Assessing structural bonding aspects of multiband superconductors through impurity-induced local lattice distortions: a case study on MgB2

TL;DR

This study uses ab initio modeling to analyze how substitutional impurities like Zn, Cu, and Zr affect local lattice distortions and electronic structures in MgB2, providing insights into impurity-induced modifications of material properties.

Contribution

It offers the first detailed atomistic analysis of impurity effects on structural and electronic properties in MgB2, highlighting trends and mechanisms of charge redistribution and bonding changes.

Findings

Impurities cause small lattice distortions at low doping levels.

Electron redistribution around impurities varies significantly from the host cation.
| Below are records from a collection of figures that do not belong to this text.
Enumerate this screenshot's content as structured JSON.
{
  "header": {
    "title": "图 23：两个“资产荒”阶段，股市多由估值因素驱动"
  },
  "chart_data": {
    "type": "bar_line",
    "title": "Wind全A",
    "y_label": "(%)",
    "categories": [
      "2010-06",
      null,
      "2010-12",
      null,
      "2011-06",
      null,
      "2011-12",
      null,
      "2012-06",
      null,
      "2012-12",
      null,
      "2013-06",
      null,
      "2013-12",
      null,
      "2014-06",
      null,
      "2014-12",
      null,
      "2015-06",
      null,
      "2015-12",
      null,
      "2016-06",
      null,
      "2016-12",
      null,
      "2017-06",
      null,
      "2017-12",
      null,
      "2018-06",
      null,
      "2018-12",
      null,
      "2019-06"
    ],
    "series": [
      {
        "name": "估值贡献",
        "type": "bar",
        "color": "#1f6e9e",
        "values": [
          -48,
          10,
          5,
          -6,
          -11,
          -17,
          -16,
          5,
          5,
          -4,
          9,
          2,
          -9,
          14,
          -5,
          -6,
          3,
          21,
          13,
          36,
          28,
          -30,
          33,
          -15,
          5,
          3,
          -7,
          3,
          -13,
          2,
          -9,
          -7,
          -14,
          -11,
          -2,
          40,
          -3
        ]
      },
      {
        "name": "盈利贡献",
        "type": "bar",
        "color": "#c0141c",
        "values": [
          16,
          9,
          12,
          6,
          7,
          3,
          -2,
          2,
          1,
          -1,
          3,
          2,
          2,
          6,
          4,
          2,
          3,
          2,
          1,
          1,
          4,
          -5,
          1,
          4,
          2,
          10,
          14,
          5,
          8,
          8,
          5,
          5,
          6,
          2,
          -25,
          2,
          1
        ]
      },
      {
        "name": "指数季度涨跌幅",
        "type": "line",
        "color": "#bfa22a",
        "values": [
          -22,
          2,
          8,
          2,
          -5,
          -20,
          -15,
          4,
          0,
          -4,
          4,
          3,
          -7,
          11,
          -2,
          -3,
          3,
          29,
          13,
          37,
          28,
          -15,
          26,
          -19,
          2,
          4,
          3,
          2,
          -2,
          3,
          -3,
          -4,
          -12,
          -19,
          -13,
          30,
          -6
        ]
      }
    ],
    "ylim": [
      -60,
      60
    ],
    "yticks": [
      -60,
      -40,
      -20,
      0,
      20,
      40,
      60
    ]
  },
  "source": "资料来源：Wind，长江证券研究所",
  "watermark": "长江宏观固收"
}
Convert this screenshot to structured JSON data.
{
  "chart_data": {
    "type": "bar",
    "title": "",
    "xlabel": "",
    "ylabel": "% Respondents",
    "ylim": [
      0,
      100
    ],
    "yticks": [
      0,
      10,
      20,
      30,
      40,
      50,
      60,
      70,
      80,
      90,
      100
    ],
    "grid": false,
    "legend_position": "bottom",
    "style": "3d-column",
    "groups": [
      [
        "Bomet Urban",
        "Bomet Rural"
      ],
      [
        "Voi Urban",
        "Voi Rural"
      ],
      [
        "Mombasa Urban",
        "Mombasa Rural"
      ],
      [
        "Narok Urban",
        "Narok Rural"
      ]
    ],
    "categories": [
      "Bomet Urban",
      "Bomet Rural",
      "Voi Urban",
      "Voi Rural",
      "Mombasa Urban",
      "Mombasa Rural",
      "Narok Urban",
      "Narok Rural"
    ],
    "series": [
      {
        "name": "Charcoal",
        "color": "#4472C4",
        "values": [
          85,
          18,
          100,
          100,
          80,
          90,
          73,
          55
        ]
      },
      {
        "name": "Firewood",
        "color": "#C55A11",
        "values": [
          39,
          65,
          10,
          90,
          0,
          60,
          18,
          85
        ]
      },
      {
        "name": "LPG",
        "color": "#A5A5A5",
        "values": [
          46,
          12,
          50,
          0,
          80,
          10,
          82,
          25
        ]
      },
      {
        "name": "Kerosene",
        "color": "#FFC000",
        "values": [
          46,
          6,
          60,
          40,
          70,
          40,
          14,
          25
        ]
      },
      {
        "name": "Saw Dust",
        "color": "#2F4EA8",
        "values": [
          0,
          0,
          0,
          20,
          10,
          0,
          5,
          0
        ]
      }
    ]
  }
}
Impurities influence charge transfer channels and local bonding structures.

Abstract

We report the results of an ab initio modeling of substitutional impurities such as zinc, copper and zirconium ions incorporated into the magnesium sublattice of MgB2. The goal of computational studies was to gain an atomistic understanding of how the structural and bonding properties of the local ionic environment are affected by a change in the host cation. The simulations performed for the given set of substituents indicate that at a low doping level, the induced lattice distortions and additional forces are noticeable small. At the same time, the electron redistributions around the impurities have been found to differ drastically both from that around the host cation and from each other. Results of the first-principles calculations were used to compare and discuss, in the context of the cation properties, specific changes in local charge structures and in chemical bonding caused by the presence of the impurity. Certain trends in substituent effects were found. It was determined how the substitutional ion modifies the initial charge distribution around the host cation position and therefore, affects both the overall picture of the electronic states involved in the chemical bonding and the intrinsic charge-transfer channels. The present work gives insight into structural and electronic features of the impurity caused-processes which contribute to unique material properties of various MgB2-solid solutions.